Unsupervised Machine Translation Using Monolingual Corpora Only
Idea
The authors propose a new neural machine translation system that uses non-parallel text from 2 different language and learns to translate simply training a reconstruction model along with a discriminator to aligh the latent spaces of the language models learnt for both languages.
Method
- The core idea used is that the model should be able to construct a sentence in a language given a noisy version of that sentence in the same language.
- The proxy for the noisy version of the sentence is provided by a previous work which uses word-embedding space alignment to provide an unsupervised word-by-word translation framework. The result of this work is a generated bilingual lexicon, which can then be used to create a word-by-word translation in the target language, which can be considered ‘noisy’.
- From the above point, we can state that the encoder in this model is similar to a denoising autoencoder.
- The source and target sentence latent representations are constrained to have the same representation by an adversarial discrimator that is trained to differentiate one language from the other solely using their latent embedding.
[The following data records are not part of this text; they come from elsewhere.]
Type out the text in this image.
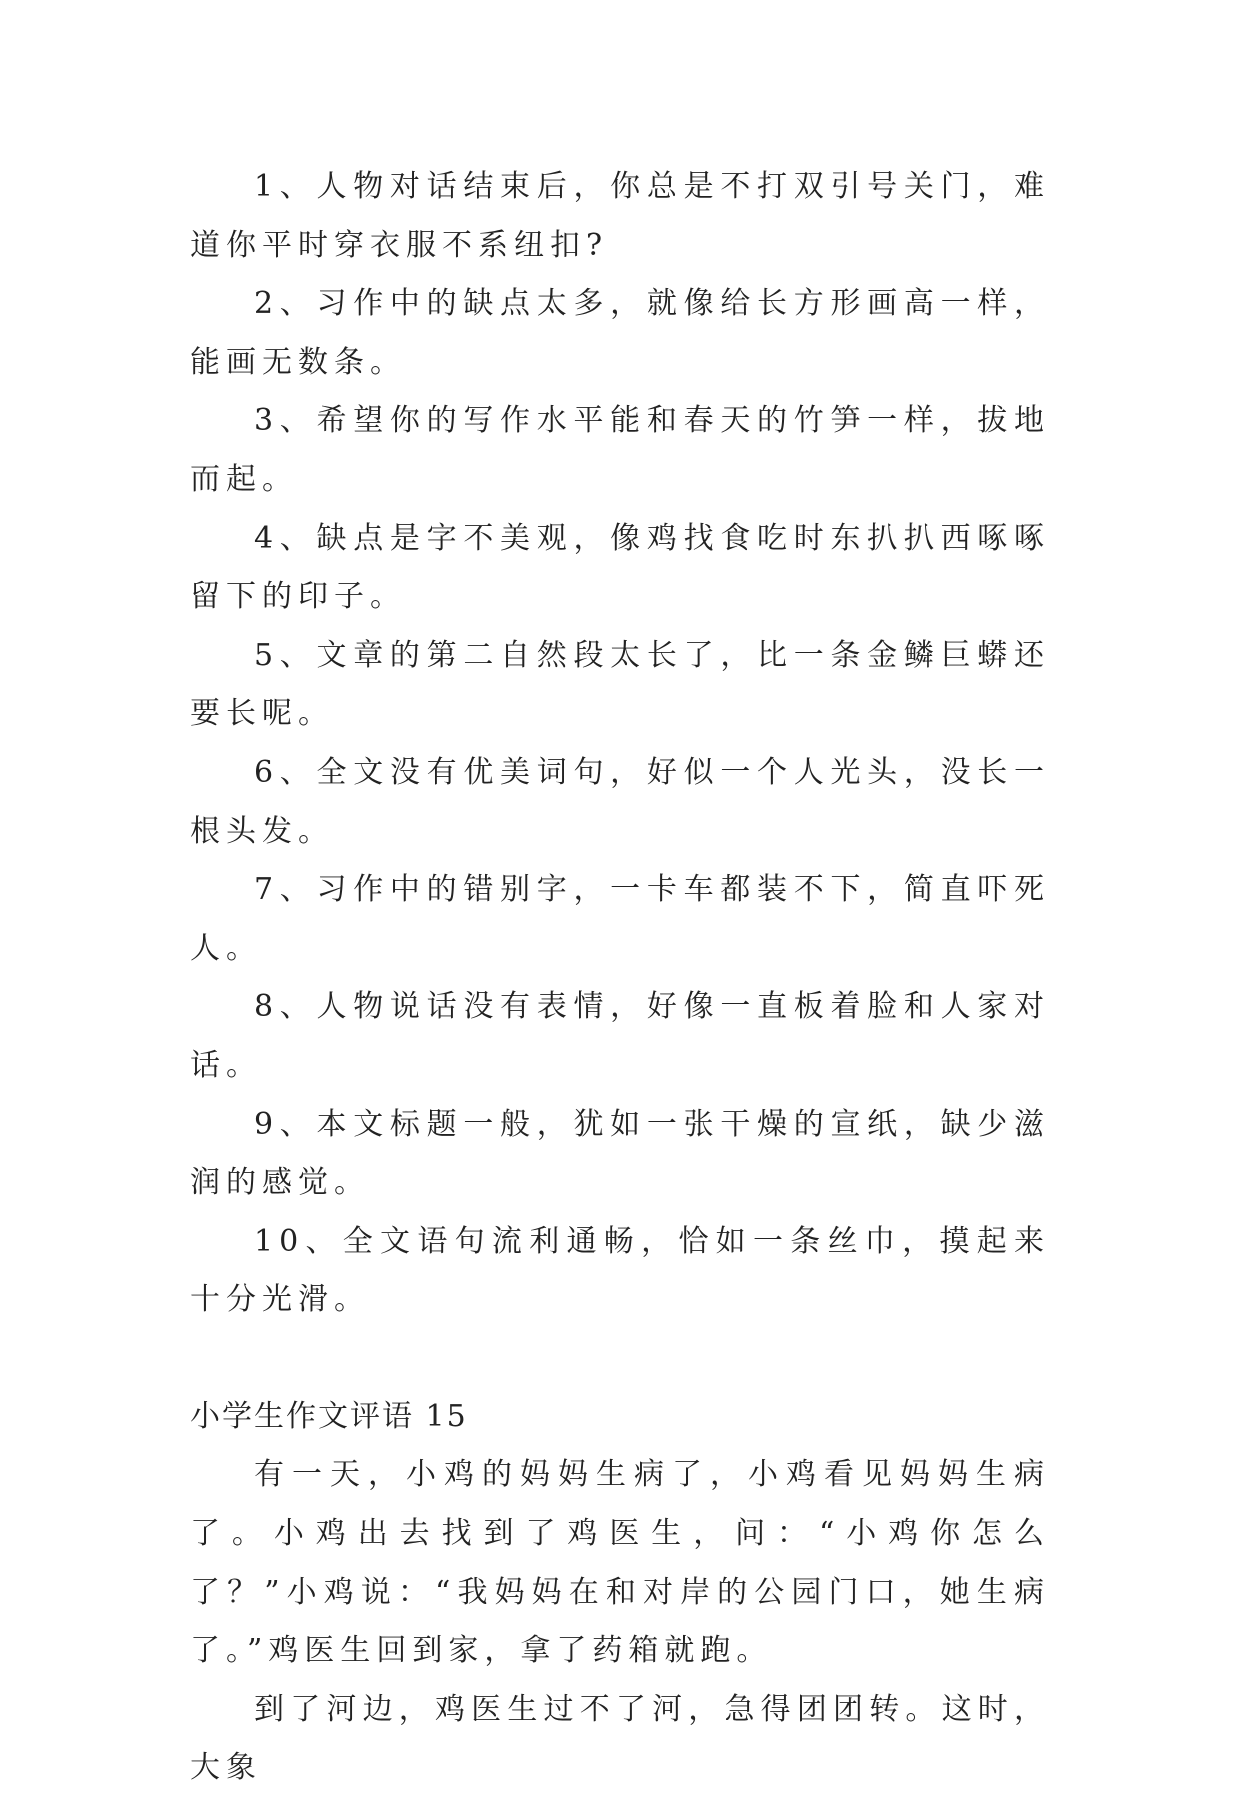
1、人物对话结束后，你总是不打双引号关门，难道你平时穿衣服不系纽扣?

2、习作中的缺点太多，就像给长方形画高一样，能画无数条。

3、希望你的写作水平能和春天的竹笋一样，拔地而起。

4、缺点是字不美观，像鸡找食吃时东扒扒西啄啄留下的印子。

5、文章的第二自然段太长了，比一条金鳞巨蟒还要长呢。

6、全文没有优美词句，好似一个人光头，没长一根头发。

7、习作中的错别字，一卡车都装不下，简直吓死人。

8、人物说话没有表情，好像一直板着脸和人家对话。

9、本文标题一般，犹如一张干燥的宣纸，缺少滋润的感觉。

10、全文语句流利通畅，恰如一条丝巾，摸起来十分光滑。

小学生作文评语 15

有一天，小鸡的妈妈生病了，小鸡看见妈妈生病了。小鸡出去找到了鸡医生，问：“小鸡你怎么了？”小鸡说：“我妈妈在和对岸的公园门口，她生病了。”鸡医生回到家，拿了药箱就跑。

到了河边，鸡医生过不了河，急得团团转。这时，大象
- A single encoder and decoder is used for both domains and the parameters are shared. The attention weight parameters are also shared.
- The input to the decoder is a sequence of hidden states as opposed to a single fixed-size vector.
- The encoder and decoder are 3 layered bidirectional LSTMs. The decoder uses greedy decoding.
- While training the reconstruction tasks on the monolingual corpora, noise is added to the input data before feeding it into the encoder. This noisy data is supposed to resemble the noisy word-by-word translations from the other language that the model is expected to translate during inference.
- Word dropout and sentence shuffling has been used for regularization.
- The discriminator is trained to recognize which language the encoded representation is from. The input to the discriminator is a series of hidden LSTM states.
- Since this model operates on non-parallel corpora, an additional training signal is how well it can translate and then re-translate a piece of text back to the original language.
- From the ablation studies, it was noted that the most important component was the inclusion the pretrained bilingual dictionary.
Architecture
Observations
- This is one of the first forays into completely unsupervised corpus machine translation. The method acheives a BLEU score of $32.76$ on an English-French translation task.
- First off, the title of the paper is very misleading. The title should say ‘non-parallel’ corpora instead of ‘monolingual’ corpora.
- The authors state that the discriminator is an MLP operating on the output of the encoder, which is a sequence of states. It is not clear if the states are simply flattened to be fed into the MLP or whether some other feature extractor is used.